There’s still no clear end in sight yet to the central bank’s rate hikes. Indeed, a report last week showed core inflation rising 5.6% last month, fueling expectations that the Federal Reserve will raise the main interest rate by a quarter percentage point next month, CFO Dive reported. Since March 2022 the Fed has raised the federal funds rate from near zero to a range between 4.75% and 5%.
For non-banks, there are the three main rate risks and corresponding strategies that CFOs across industries and geographies have used to mitigate interest rate risks, Dhalgalkar says. They are:
- Rising floating-rate debt costs: Whether your debt is LIBOR or SOFR-based, the cost of floating rate revolvers or notes is rising, he said.
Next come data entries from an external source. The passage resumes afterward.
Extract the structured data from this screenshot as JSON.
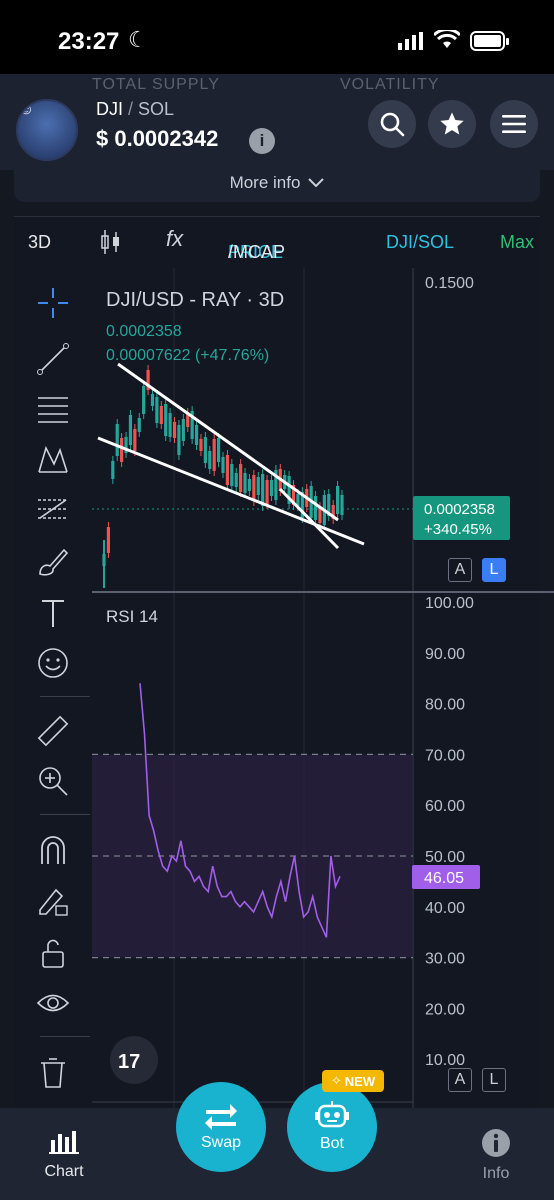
{
  "status_bar": {
    "time": "23:27"
  },
  "header": {
    "hidden_stats": [
      "TOTAL SUPPLY",
      "VOLATILITY"
    ],
    "pair_base": "DJI",
    "pair_sep": "/",
    "pair_quote": "SOL",
    "price": "$ 0.0002342",
    "info_label": "i",
    "more_info": "More info"
  },
  "chart_toolbar": {
    "timeframe": "3D",
    "price_label": "PRICE",
    "mcap_sep": "/MCAP",
    "pair_toggle": "DJI/SOL",
    "range": "Max"
  },
  "price_pane": {
    "title": "DJI/USD - RAY · 3D",
    "last_value": "0.0002358",
    "change_value": "0.00007622 (+47.76%)",
    "axis_top": "0.1500",
    "badge_price": "0.0002358",
    "badge_change": "+340.45%",
    "scale_a": "A",
    "scale_l": "L"
  },
  "rsi_pane": {
    "title": "RSI 14",
    "axis_labels": [
      "100.00",
      "90.00",
      "80.00",
      "70.00",
      "60.00",
      "50.00",
      "40.00",
      "30.00",
      "20.00",
      "10.00"
    ],
    "current_value": "46.05",
    "scale_a": "A",
    "scale_l": "L"
  },
  "chart_data": {
    "type": "line",
    "series": [
      {
        "values": [
          84,
          74,
          58,
          55,
          51,
          48,
          47,
          50,
          49,
          53,
          48,
          47,
          45,
          46,
          44,
          43,
          48,
          44,
          42,
          42,
          43,
          41,
          40,
          41,
          40,
          39,
          41,
          43,
          40,
          38,
          42,
          45,
          41,
          46,
          50,
          43,
          38,
          39,
          42,
          38,
          36,
          34,
          50,
          44,
          46
        ]
      }
    ],
    "ylim": [
      0,
      100
    ],
    "bands": [
      30,
      50,
      70
    ]
  },
  "bottom_nav": {
    "chart_label": "Chart",
    "swap_label": "Swap",
    "bot_label": "Bot",
    "new_badge": "NEW",
    "info_label": "Info"
  },
  "colors": {
    "accent": "#1ab3cf",
    "up": "#26a69a",
    "down": "#ef5350",
    "rsi": "#a15ee8",
    "price_badge": "#16957f",
    "max": "#2fbf71"
  }
}
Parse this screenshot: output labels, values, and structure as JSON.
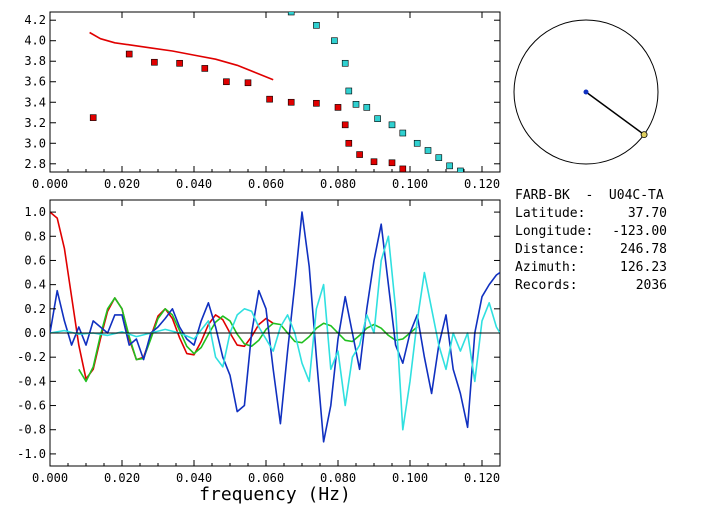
{
  "info": {
    "station": "FARB-BK  -  U04C-TA",
    "rows": [
      {
        "key": "Latitude:",
        "value": "37.70"
      },
      {
        "key": "Longitude:",
        "value": "-123.00"
      },
      {
        "key": "Distance:",
        "value": "246.78"
      },
      {
        "key": "Azimuth:",
        "value": "126.23"
      },
      {
        "key": "Records:",
        "value": "2036"
      }
    ]
  },
  "compass": {
    "azimuth_deg": 126.23
  },
  "chart_data": [
    {
      "type": "scatter",
      "title": "",
      "xlabel": "",
      "ylabel": "",
      "xlim": [
        0.0,
        0.125
      ],
      "ylim": [
        2.72,
        4.28
      ],
      "x_ticks": [
        "0.000",
        "0.020",
        "0.040",
        "0.060",
        "0.080",
        "0.100",
        "0.120"
      ],
      "y_ticks": [
        "2.8",
        "3.0",
        "3.2",
        "3.4",
        "3.6",
        "3.8",
        "4.0",
        "4.2"
      ],
      "series": [
        {
          "kind": "line",
          "color": "#e00000",
          "x": [
            0.011,
            0.014,
            0.018,
            0.022,
            0.028,
            0.034,
            0.04,
            0.046,
            0.052,
            0.057,
            0.062
          ],
          "y": [
            4.08,
            4.02,
            3.98,
            3.96,
            3.93,
            3.9,
            3.86,
            3.82,
            3.76,
            3.69,
            3.62
          ]
        },
        {
          "kind": "markers",
          "color": "#e00000",
          "x": [
            0.012,
            0.022,
            0.029,
            0.036,
            0.043,
            0.049,
            0.055,
            0.061,
            0.067,
            0.074,
            0.08,
            0.082,
            0.083,
            0.086,
            0.09,
            0.095,
            0.098
          ],
          "y": [
            3.25,
            3.87,
            3.79,
            3.78,
            3.73,
            3.6,
            3.59,
            3.43,
            3.4,
            3.39,
            3.35,
            3.18,
            3.0,
            2.89,
            2.82,
            2.81,
            2.75
          ]
        },
        {
          "kind": "markers",
          "color": "#30d0d0",
          "x": [
            0.067,
            0.074,
            0.079,
            0.082,
            0.083,
            0.085,
            0.088,
            0.091,
            0.095,
            0.098,
            0.102,
            0.105,
            0.108,
            0.111,
            0.114
          ],
          "y": [
            4.28,
            4.15,
            4.0,
            3.78,
            3.51,
            3.38,
            3.35,
            3.24,
            3.18,
            3.1,
            3.0,
            2.93,
            2.86,
            2.78,
            2.73
          ]
        }
      ]
    },
    {
      "type": "line",
      "title": "",
      "xlabel": "frequency (Hz)",
      "ylabel": "",
      "xlim": [
        0.0,
        0.125
      ],
      "ylim": [
        -1.1,
        1.1
      ],
      "x_ticks": [
        "0.000",
        "0.020",
        "0.040",
        "0.060",
        "0.080",
        "0.100",
        "0.120"
      ],
      "y_ticks": [
        "-1.0",
        "-0.8",
        "-0.6",
        "-0.4",
        "-0.2",
        "0.0",
        "0.2",
        "0.4",
        "0.6",
        "0.8",
        "1.0"
      ],
      "series": [
        {
          "color": "#e00000",
          "x": [
            0.0,
            0.002,
            0.004,
            0.006,
            0.008,
            0.01,
            0.012,
            0.014,
            0.016,
            0.018,
            0.02,
            0.022,
            0.024,
            0.026,
            0.028,
            0.03,
            0.032,
            0.034,
            0.036,
            0.038,
            0.04,
            0.042,
            0.044,
            0.046,
            0.048,
            0.05,
            0.052,
            0.054,
            0.056,
            0.058,
            0.06,
            0.062
          ],
          "y": [
            1.0,
            0.95,
            0.7,
            0.3,
            -0.1,
            -0.38,
            -0.3,
            -0.05,
            0.18,
            0.29,
            0.2,
            -0.05,
            -0.22,
            -0.2,
            -0.03,
            0.14,
            0.2,
            0.12,
            -0.04,
            -0.17,
            -0.18,
            -0.07,
            0.07,
            0.15,
            0.11,
            0.0,
            -0.1,
            -0.11,
            -0.03,
            0.07,
            0.12,
            0.08
          ]
        },
        {
          "color": "#20c020",
          "x": [
            0.008,
            0.01,
            0.012,
            0.014,
            0.016,
            0.018,
            0.02,
            0.022,
            0.024,
            0.026,
            0.028,
            0.03,
            0.032,
            0.034,
            0.036,
            0.038,
            0.04,
            0.042,
            0.044,
            0.046,
            0.048,
            0.05,
            0.052,
            0.054,
            0.056,
            0.058,
            0.06,
            0.062,
            0.064,
            0.066,
            0.068,
            0.07,
            0.072,
            0.074,
            0.076,
            0.078,
            0.08,
            0.082,
            0.084,
            0.086,
            0.088,
            0.09,
            0.092,
            0.094,
            0.096,
            0.098,
            0.1,
            0.102
          ],
          "y": [
            -0.3,
            -0.4,
            -0.28,
            -0.02,
            0.2,
            0.29,
            0.2,
            -0.03,
            -0.22,
            -0.21,
            -0.05,
            0.12,
            0.2,
            0.15,
            0.02,
            -0.11,
            -0.17,
            -0.12,
            -0.01,
            0.09,
            0.14,
            0.1,
            -0.01,
            -0.09,
            -0.11,
            -0.06,
            0.03,
            0.08,
            0.07,
            0.0,
            -0.07,
            -0.08,
            -0.03,
            0.04,
            0.08,
            0.06,
            0.0,
            -0.06,
            -0.07,
            -0.02,
            0.04,
            0.07,
            0.04,
            -0.02,
            -0.06,
            -0.05,
            0.0,
            0.05
          ]
        },
        {
          "color": "#1030c0",
          "x": [
            0.0,
            0.002,
            0.004,
            0.006,
            0.008,
            0.01,
            0.012,
            0.014,
            0.016,
            0.018,
            0.02,
            0.022,
            0.024,
            0.026,
            0.028,
            0.03,
            0.032,
            0.034,
            0.036,
            0.038,
            0.04,
            0.042,
            0.044,
            0.046,
            0.048,
            0.05,
            0.052,
            0.054,
            0.056,
            0.058,
            0.06,
            0.062,
            0.064,
            0.066,
            0.068,
            0.07,
            0.072,
            0.074,
            0.076,
            0.078,
            0.08,
            0.082,
            0.084,
            0.086,
            0.088,
            0.09,
            0.092,
            0.094,
            0.096,
            0.098,
            0.1,
            0.102,
            0.104,
            0.106,
            0.108,
            0.11,
            0.112,
            0.114,
            0.116,
            0.118,
            0.12,
            0.122,
            0.124,
            0.125
          ],
          "y": [
            0.0,
            0.35,
            0.1,
            -0.1,
            0.05,
            -0.1,
            0.1,
            0.05,
            0.0,
            0.15,
            0.15,
            -0.1,
            -0.05,
            -0.22,
            0.0,
            0.05,
            0.12,
            0.2,
            0.05,
            -0.05,
            -0.1,
            0.1,
            0.25,
            0.05,
            -0.2,
            -0.35,
            -0.65,
            -0.6,
            0.0,
            0.35,
            0.2,
            -0.3,
            -0.75,
            -0.15,
            0.4,
            1.0,
            0.55,
            -0.2,
            -0.9,
            -0.6,
            -0.05,
            0.3,
            0.0,
            -0.3,
            0.2,
            0.6,
            0.9,
            0.4,
            -0.1,
            -0.25,
            0.0,
            0.15,
            -0.2,
            -0.5,
            -0.1,
            0.15,
            -0.3,
            -0.5,
            -0.78,
            0.0,
            0.3,
            0.4,
            0.48,
            0.5
          ]
        },
        {
          "color": "#30e0e0",
          "x": [
            0.0,
            0.004,
            0.008,
            0.012,
            0.016,
            0.02,
            0.024,
            0.028,
            0.032,
            0.036,
            0.04,
            0.044,
            0.046,
            0.048,
            0.05,
            0.052,
            0.054,
            0.056,
            0.058,
            0.06,
            0.062,
            0.064,
            0.066,
            0.068,
            0.07,
            0.072,
            0.074,
            0.076,
            0.078,
            0.08,
            0.082,
            0.084,
            0.086,
            0.088,
            0.09,
            0.092,
            0.094,
            0.096,
            0.098,
            0.1,
            0.102,
            0.104,
            0.106,
            0.108,
            0.11,
            0.112,
            0.114,
            0.116,
            0.118,
            0.12,
            0.122,
            0.124,
            0.125
          ],
          "y": [
            0.0,
            0.02,
            -0.01,
            0.0,
            -0.02,
            0.01,
            -0.03,
            0.0,
            0.03,
            0.0,
            -0.05,
            0.1,
            -0.2,
            -0.28,
            0.0,
            0.15,
            0.2,
            0.18,
            0.05,
            -0.05,
            -0.15,
            0.05,
            0.15,
            0.0,
            -0.25,
            -0.4,
            0.2,
            0.4,
            -0.3,
            -0.15,
            -0.6,
            -0.2,
            -0.1,
            0.15,
            0.0,
            0.6,
            0.8,
            0.2,
            -0.8,
            -0.4,
            0.1,
            0.5,
            0.2,
            -0.1,
            -0.3,
            0.0,
            -0.15,
            0.0,
            -0.4,
            0.1,
            0.25,
            0.05,
            0.0
          ]
        },
        {
          "color": "#000000",
          "x": [
            0.0,
            0.125
          ],
          "y": [
            0.0,
            0.0
          ]
        }
      ]
    }
  ]
}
Most companies will either get an interest rate cap to limit the expense or enter into interest rate swaps, which act in effect like a rate lock does on a home mortgage, Dhalgalkar said. “If the rate goes up you will actually receive a payment on the interest rate swap but if it goes down you will make a payment,” he said. “The net effect is you are essentially locking in the cost of the financing.”
- Fixed-rate refinancing costs: Fixed-rate debt held today, which is set to mature soon, will cost more once it is refinanced. “What we see is the most proactive CFOs and treasurers are really managing their future issuance risk,” he said. “They’re saying ‘let me get ahead of it.’ It’s not about winning or losing on interest rates; it’s about creating certainty for the business,” Dhalgalkar said. A company that needs to issue $1 billion in new debt could break the hedging into pieces so they’re dollar-cost averaging their bets on a month by month basis through forward starting interest rate swaps or treasury locks, he said.
- Falling rates: When the rise in rates ultimately stalls out or even reverses course, it will pinch some companies. A subset of firms with floating rate assets and fixed-rate liabilities are starting to prepare for that scenario because that would mean that a company is making less on its assets and thus has lower inflows that it can tap to pay for its fixed-rate debt. While it’s counterintuitive, these companies with fixed-rate liabilities might want to convert the debt to floating rate, he said. “Even today we do see a number of companies swapping fixed-rated debt back to floating because of this mismatch,” Dhalgalkar said.